Question 3. How efficient is inference with ViT using native resolution? When the image resolution is very high, a large number of tokens will inevitably be generated.

The integration of native-resolution processing in ViT inherently establishes a fundamental efficiency-performance trade-off, governed by the quadratic computational complexity of self-attention mechanisms relative to token count. This implies that inference efficiency degrades progressively as token volume increases—a theoretical limitation scaling polynomially with sequence length. To mitigate computational explosion during dynamic-resolution training, we impose constraints on ​​maximum tokens per image​​, i.e., CLIP pretraining phase​ is 16,384 tokens and MLLM alignment phase​ is 5,832 tokens (after pixel-unshuffle is 2916). This calibrated token ceiling balances inference efficiency against representational fidelity, ensuring tractable resource utilization while preserving performance gains.

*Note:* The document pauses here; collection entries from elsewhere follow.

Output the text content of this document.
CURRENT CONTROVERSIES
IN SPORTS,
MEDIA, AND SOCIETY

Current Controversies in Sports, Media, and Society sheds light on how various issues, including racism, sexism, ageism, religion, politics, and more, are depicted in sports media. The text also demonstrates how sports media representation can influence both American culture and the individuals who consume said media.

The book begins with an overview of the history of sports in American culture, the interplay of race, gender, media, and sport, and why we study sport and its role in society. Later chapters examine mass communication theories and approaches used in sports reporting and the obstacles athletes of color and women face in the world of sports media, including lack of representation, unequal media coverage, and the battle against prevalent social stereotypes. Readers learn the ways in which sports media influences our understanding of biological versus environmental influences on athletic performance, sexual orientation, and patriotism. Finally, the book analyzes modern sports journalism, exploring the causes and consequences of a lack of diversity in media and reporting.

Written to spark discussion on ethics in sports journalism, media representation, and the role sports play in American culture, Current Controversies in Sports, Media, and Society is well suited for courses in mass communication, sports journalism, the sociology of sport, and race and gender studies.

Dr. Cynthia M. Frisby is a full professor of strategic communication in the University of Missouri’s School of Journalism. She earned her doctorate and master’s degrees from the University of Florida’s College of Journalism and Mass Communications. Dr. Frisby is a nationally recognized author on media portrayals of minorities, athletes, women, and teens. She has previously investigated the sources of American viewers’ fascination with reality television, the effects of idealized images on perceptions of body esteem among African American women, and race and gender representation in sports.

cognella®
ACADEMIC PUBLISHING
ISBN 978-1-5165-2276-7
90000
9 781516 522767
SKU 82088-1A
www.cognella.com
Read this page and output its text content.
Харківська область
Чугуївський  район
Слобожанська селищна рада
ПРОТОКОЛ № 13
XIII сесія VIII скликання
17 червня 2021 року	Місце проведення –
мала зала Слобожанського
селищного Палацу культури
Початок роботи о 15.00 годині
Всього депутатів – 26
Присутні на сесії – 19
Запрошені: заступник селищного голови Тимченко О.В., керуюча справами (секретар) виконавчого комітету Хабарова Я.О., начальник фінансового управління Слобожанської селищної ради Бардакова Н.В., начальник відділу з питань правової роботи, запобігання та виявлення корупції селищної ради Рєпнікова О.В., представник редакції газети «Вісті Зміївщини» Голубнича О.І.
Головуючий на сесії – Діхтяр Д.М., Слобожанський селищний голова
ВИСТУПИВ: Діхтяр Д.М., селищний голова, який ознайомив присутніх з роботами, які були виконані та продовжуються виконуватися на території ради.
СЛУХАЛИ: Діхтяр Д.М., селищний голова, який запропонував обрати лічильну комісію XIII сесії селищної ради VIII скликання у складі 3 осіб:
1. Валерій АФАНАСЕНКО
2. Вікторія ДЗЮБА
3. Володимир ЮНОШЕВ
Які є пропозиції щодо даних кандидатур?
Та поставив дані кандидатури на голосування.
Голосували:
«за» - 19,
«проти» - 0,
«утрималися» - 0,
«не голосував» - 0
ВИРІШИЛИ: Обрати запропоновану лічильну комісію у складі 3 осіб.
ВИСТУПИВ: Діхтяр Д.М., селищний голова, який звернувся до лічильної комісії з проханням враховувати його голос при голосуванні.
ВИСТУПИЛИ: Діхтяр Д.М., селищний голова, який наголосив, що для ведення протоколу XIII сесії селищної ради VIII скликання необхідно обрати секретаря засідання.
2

Question 4. Did the authors analyze how the distribution of image resolutions in the training data affects the model’s performance on tasks requiring varying input sizes?

Our analysis reveals that native-resolution vision encoder exhibits non-trivial ​​extrapolation capabilities​​ to resolutions beyond its training distribution. To quantitatively assess this, we conducted an experiment using the ​UniViTAR-0.6B + Qwen2.5VL-1.5B​ as baseline​. During training, the maximum token count was limited to ​2,916 tokens​​ (corresponding to visual tokens number fed into the LLM). During inference, we progressively increased the evaluation maximum token limit per image to ​5,832 (2×)​​ and ​8,748 (3×)​​ tokens. Performance across our full evaluation suite and specialized high-resolution benchmarks is summarized below:

Increasing the maximum token limit to 5,832 (2×) and 8,748 (3×) yields ​​consistent improvements​ on benchmarks containing substantial high-resolution content, namely ​HRBench4K​ and ​TextVQA_VAL. Furthermore, this result complements the low-resolution extrapolation capability demonstrated in the Question 2, ​​collectively confirming​ the model's inherent robustness across diverse resolutions beyond its specific training distribution.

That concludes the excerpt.